MEGAPOLITIK.COM - Tiga ketua partai dengan kursi terbanyak di DPR RI periode 2024–2029 menunjukkan latar pendidikan yang berbeda-beda, tetapi semuanya memainkan peran penting dalam kancah politik nasional.
Megawati Soekarnoputri memimpin Partai Demokrasi Indonesia Perjuangan (PDIP), Bahlil Lahadalia di Partai Golkar, dan Prabowo Subianto sebagai Ketua Umum Partai Gerindra sekaligus Presiden Indonesia periode 2024–2029.
Perbandingan latar pendidikan ketiga tokoh ini menunjukkan jalur pembentukan kepemimpinan politik yang berbeda di tingkat nasional.
Pendidikan formal, pengalaman organisasi, serta latar militer menjadi faktor yang membentuk peran dan posisi masing-masing ketua partai dalam dinamika politik parlemen.
Berikut informasi mengenai pendidikan ketua partai PDIP, Golkar, dan Gerindra.
Pendidikan Megawati Soekarnoputri, Ketua Umum PDIP
Megawati Soekarnoputri lahir di Yogyakarta pada 23 Januari 1947 dan merupakan putri dari Presiden RI pertama, Soekarno, serta Fatmawati.
Ia menyelesaikan pendidikan dasar hingga menengah di Perguruan Cikini, Jakarta, dari SD sampai SMA.
Setelah itu, Megawati sempat melanjutkan studi ke jenjang perguruan tinggi, namun tidak menyelesaikannya.

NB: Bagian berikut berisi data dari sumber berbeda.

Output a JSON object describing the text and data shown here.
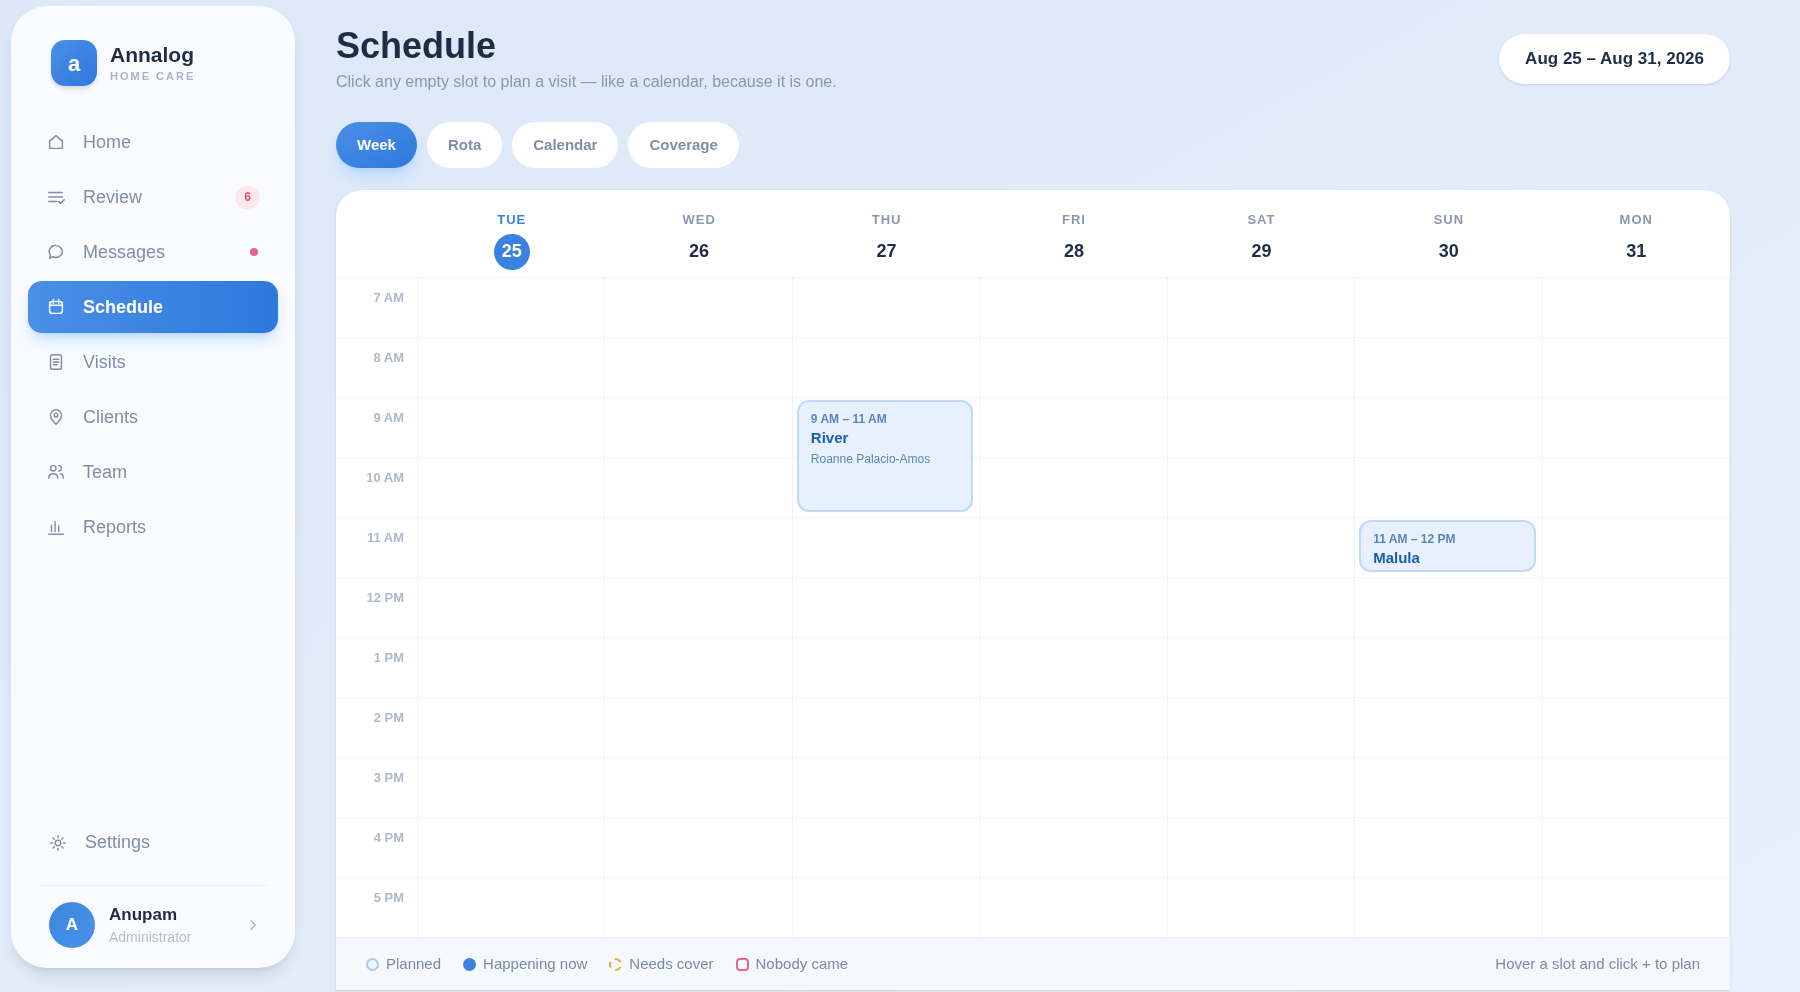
{
  "brand": {
    "logo_letter": "a",
    "name": "Annalog",
    "tagline": "HOME CARE"
  },
  "nav": [
    {
      "label": "Home",
      "selected": false
    },
    {
      "label": "Review",
      "selected": false,
      "badge": "6"
    },
    {
      "label": "Messages",
      "selected": false,
      "dot": true
    },
    {
      "label": "Schedule",
      "selected": true
    },
    {
      "label": "Visits",
      "selected": false
    },
    {
      "label": "Clients",
      "selected": false
    },
    {
      "label": "Team",
      "selected": false
    },
    {
      "label": "Reports",
      "selected": false
    }
  ],
  "settings": {
    "label": "Settings"
  },
  "user": {
    "initial": "A",
    "name": "Anupam",
    "role": "Administrator"
  },
  "header": {
    "title": "Schedule",
    "subtitle": "Click any empty slot to plan a visit — like a calendar, because it is one.",
    "date_range": "Aug 25 – Aug 31, 2026"
  },
  "tabs": [
    {
      "label": "Week",
      "selected": true
    },
    {
      "label": "Rota",
      "selected": false
    },
    {
      "label": "Calendar",
      "selected": false
    },
    {
      "label": "Coverage",
      "selected": false
    }
  ],
  "hours": [
    "7 AM",
    "8 AM",
    "9 AM",
    "10 AM",
    "11 AM",
    "12 PM",
    "1 PM",
    "2 PM",
    "3 PM",
    "4 PM",
    "5 PM"
  ],
  "days": [
    {
      "weekday": "TUE",
      "date": "25",
      "selected": true
    },
    {
      "weekday": "WED",
      "date": "26",
      "selected": false
    },
    {
      "weekday": "THU",
      "date": "27",
      "selected": false,
      "slots": [
        {
          "kind": "free"
        },
        {
          "kind": "free"
        },
        {
          "kind": "visit",
          "time": "9 AM – 11 AM",
          "client": "River",
          "carer": "Roanne Palacio-Amos"
        },
        {
          "kind": "continued"
        },
        {
          "kind": "free"
        },
        {
          "kind": "free"
        },
        {
          "kind": "free"
        },
        {
          "kind": "free"
        },
        {
          "kind": "free"
        },
        {
          "kind": "free"
        },
        {
          "kind": "free"
        }
      ]
    },
    {
      "weekday": "FRI",
      "date": "28",
      "selected": false
    },
    {
      "weekday": "SAT",
      "date": "29",
      "selected": false
    },
    {
      "weekday": "SUN",
      "date": "30",
      "selected": false,
      "slots": [
        {
          "kind": "free"
        },
        {
          "kind": "free"
        },
        {
          "kind": "free"
        },
        {
          "kind": "free"
        },
        {
          "kind": "visit",
          "time": "11 AM – 12 PM",
          "client": "Malula"
        },
        {
          "kind": "free"
        },
        {
          "kind": "free"
        },
        {
          "kind": "free"
        },
        {
          "kind": "free"
        },
        {
          "kind": "free"
        },
        {
          "kind": "free"
        }
      ]
    },
    {
      "weekday": "MON",
      "date": "31",
      "selected": false
    }
  ],
  "legend": [
    {
      "kind": "planned",
      "label": "Planned"
    },
    {
      "kind": "now",
      "label": "Happening now"
    },
    {
      "kind": "cover",
      "label": "Needs cover"
    },
    {
      "kind": "nobody",
      "label": "Nobody came"
    }
  ],
  "hint": "Hover a slot and click + to plan"
}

Ia belajar di Fakultas Pertanian Universitas Padjadjaran (Unpad) pada tahun 1965–1967 dan kemudian di Fakultas Psikologi Universitas Indonesia (UI) pada 1970–1972, tetapi tidak memperoleh gelar sarjana dari kedua kampus tersebut karena kondisi politik pada masa itu dan keterlibatan dalam aktivitas politik sejak muda.
Meskipun tidak menyelesaikan pendidikan tinggi formal, Megawati aktif dalam organisasi mahasiswa seperti GMNI dan kemudian terjun langsung ke dunia politik.